Nei giorni scorsi i
 Carabinieri dell’Aliquota Radiomobile del NORM e della Stazione di Cerignola hanno eseguito due misure cautelari, giunte al termine di altrettante distinte attività di indagine, che hanno riguardato due ricettatori di auto rubate. Si tratta di RUSSO DANIELE, cl. 83, e PERCHINUNNO GIOVANNI, cl. 76, entrambi pregiudicati cerignolani.

Il primo, nello scorso mese di aprile era stato intercettato da un equipaggio dell’Aliquota Radiomobile lungo via Canosa a bordo di un’autovettura Peugeot 308. Avendolo riconosciuto, e conoscendo altresì i suoi numerosi precedenti penali per furto e ricettazione di autovetture (gli era stato revocato solo il giorno prima l’obbligo di dimora a cui era sottoposto per il furto di un’Audi perpetrato in Abruzzo qualche mese prima), i militari gli avevano intimato l’alt, al quale però il RUSSO non aveva obbedito, facendone scaturire un inseguimento.

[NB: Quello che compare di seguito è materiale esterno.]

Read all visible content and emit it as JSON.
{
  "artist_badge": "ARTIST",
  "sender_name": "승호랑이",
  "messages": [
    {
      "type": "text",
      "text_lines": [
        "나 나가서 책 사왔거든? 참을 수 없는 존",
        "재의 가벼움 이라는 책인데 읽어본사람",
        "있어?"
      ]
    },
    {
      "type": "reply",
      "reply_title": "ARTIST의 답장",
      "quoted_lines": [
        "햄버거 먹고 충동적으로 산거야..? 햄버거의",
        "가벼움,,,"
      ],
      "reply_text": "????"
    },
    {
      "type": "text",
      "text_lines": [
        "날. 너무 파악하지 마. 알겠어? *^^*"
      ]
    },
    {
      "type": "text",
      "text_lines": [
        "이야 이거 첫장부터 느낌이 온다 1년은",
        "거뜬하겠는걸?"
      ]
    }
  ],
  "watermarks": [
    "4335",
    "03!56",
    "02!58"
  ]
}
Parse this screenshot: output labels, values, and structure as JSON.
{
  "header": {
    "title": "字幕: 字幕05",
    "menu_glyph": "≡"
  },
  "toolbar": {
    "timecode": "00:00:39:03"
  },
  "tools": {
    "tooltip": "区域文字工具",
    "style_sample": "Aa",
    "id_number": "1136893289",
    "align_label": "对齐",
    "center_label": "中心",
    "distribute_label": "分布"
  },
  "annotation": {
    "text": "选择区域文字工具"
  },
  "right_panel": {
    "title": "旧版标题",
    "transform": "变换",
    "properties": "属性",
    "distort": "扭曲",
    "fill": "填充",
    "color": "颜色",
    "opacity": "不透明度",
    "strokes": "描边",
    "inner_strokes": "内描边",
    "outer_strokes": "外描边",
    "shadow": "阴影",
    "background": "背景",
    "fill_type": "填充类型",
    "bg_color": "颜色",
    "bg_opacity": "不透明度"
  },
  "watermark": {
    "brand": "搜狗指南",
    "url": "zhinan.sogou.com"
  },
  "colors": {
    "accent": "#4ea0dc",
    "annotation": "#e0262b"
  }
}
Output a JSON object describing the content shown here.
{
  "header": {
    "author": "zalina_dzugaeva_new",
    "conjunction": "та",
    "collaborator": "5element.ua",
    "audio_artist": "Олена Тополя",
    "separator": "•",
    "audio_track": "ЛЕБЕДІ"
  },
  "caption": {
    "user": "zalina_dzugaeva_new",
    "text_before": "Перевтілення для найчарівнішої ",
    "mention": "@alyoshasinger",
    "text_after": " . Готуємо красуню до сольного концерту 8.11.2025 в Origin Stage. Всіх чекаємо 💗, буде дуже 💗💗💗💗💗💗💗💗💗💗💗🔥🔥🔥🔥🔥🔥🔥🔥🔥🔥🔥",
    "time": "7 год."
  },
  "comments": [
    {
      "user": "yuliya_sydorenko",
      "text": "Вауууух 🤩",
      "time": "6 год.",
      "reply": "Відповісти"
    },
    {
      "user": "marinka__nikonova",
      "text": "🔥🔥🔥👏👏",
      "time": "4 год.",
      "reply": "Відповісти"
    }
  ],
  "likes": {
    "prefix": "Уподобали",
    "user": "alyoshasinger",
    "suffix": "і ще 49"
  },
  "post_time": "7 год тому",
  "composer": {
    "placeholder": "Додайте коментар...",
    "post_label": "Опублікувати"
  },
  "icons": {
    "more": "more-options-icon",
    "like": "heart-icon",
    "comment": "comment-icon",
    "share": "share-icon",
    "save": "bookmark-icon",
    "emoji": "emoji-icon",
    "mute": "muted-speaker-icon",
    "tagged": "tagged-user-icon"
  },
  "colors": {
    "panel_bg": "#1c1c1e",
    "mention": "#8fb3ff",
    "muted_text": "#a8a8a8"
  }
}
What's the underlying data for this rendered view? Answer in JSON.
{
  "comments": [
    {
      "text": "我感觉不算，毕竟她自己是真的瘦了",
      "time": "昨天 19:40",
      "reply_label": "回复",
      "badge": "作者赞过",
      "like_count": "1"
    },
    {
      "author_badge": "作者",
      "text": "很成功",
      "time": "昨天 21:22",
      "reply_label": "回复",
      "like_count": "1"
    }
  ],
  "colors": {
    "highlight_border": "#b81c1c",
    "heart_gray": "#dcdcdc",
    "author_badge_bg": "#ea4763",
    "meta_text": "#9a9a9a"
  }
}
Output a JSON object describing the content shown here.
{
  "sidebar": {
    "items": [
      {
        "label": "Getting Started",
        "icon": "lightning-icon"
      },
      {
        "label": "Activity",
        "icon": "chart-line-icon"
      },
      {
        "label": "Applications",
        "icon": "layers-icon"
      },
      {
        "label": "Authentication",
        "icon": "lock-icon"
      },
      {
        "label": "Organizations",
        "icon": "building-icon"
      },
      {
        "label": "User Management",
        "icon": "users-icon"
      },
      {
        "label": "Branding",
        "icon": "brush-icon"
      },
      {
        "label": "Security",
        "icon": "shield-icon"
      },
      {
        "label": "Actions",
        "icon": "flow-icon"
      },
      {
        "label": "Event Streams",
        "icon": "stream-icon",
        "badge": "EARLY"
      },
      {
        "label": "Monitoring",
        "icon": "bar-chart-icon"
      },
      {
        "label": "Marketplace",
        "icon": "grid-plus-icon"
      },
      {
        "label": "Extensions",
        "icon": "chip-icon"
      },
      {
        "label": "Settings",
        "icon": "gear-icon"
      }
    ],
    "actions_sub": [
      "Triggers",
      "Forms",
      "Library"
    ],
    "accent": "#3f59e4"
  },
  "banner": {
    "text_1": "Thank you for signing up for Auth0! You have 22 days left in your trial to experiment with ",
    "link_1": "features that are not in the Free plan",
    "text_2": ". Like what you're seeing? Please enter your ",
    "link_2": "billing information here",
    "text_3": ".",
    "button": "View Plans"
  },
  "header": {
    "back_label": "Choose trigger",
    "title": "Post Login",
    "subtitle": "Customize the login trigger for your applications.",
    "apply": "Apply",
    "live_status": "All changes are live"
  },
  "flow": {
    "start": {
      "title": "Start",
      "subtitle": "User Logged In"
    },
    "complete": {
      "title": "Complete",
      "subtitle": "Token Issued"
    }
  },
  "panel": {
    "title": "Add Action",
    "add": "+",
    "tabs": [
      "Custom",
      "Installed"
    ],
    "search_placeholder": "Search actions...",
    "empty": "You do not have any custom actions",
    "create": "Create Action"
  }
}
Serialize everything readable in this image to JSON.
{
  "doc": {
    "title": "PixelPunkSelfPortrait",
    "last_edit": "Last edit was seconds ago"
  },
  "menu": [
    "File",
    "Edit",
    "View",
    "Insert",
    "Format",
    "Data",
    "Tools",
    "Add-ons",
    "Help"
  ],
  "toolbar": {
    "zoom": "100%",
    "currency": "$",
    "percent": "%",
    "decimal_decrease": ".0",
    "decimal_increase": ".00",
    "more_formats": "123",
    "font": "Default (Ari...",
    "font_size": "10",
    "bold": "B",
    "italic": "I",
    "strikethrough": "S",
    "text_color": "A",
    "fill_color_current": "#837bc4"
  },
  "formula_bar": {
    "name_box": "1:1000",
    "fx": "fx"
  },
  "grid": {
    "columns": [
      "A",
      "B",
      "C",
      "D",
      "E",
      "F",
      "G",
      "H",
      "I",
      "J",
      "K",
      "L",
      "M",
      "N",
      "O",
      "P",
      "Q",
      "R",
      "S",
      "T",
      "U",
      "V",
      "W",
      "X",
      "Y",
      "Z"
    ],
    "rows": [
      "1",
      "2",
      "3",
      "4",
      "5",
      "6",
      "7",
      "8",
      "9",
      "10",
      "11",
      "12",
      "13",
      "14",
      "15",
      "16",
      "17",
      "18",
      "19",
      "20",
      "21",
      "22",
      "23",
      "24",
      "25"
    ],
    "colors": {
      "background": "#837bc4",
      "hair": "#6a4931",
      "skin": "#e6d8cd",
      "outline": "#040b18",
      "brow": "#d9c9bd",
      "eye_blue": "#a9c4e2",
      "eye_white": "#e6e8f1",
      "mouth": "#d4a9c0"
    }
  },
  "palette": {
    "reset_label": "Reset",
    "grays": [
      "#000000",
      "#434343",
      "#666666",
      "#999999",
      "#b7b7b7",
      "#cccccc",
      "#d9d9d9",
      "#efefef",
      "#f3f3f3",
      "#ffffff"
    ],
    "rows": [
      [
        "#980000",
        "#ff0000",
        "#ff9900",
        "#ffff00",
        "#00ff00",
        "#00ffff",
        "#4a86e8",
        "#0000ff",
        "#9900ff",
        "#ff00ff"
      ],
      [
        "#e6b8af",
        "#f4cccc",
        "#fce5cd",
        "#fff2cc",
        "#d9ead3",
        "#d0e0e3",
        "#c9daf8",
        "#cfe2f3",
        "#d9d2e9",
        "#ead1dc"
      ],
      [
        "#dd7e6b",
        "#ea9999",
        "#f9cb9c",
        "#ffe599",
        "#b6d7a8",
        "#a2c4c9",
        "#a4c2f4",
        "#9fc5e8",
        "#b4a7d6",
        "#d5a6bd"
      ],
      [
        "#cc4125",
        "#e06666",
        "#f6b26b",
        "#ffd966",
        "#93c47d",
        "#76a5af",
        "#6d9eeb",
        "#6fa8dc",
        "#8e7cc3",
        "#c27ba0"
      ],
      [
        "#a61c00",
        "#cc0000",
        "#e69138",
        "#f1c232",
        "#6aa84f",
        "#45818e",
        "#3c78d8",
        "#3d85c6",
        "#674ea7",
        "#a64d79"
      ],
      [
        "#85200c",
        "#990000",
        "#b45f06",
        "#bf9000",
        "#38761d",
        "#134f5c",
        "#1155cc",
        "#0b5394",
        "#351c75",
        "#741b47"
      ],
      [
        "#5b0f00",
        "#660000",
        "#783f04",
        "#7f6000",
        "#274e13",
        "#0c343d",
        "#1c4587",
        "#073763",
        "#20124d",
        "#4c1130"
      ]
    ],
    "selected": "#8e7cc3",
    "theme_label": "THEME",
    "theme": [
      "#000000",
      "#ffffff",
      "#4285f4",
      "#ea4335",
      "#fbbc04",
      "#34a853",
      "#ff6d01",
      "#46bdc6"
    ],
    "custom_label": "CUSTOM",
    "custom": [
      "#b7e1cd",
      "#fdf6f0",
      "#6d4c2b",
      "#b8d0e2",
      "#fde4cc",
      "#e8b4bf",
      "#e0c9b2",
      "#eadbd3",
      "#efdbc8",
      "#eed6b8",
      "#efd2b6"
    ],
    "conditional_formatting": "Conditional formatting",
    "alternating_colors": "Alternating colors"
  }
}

Poche centinaia di metri dopo il fuggitivo aveva imboccato una strada senza uscita e,nell’estremo tentativo di sottrarsi al controllo, aveva effettuato una brusca manovra che aveva provocato il ribaltamento ed il successivo incendio dell’autovettura. Fortunatamente l’uomo non aveva riportato lesioni, tanto che era poi riuscito ad uscire dall’abitacolo e a darsi alla fuga a piedi nelle campagne limitrofe. L’autovettura era quindi risultata rubata a Noicattaro (BA) quattrogiorni prima. Il RUSSO, invece, cercato per diversi giorni senza esito, era quindi stato deferito all’A.G. di Foggia per ricettazione e resistenza a pubblico ufficiale. La Procura della Repubblica di Foggia, tenuto conto dei trascorsi giudiziari e della gravità dei fatti, aveva quindi richiesto al competente ufficio Gip una misura cautelare, emessa ed eseguita nei giorni scorsi. RUSSO Daniele permarrà nella propria abitazione in regime di arresti domiciliari in attesa del processo.

Il PERCHINUNNO, invece, nel novembre del 2017 era statosorpreso dai Carabinieri della Stazione di Cerignola a smontare un’autovettura Opel Astra risultata poi essere oggetto di furto perpetrato nella giornata precedente a Bari. Anche in questo caso la Procura della Repubblica di Foggia, concordando con le indagini dei Carabinieri, aveva richiesto ed ottenuto dal Gip un’ordinanza di custodia cautelare presso il proprio domicilio, eseguita poi dai militari della Stazione di Cerignola.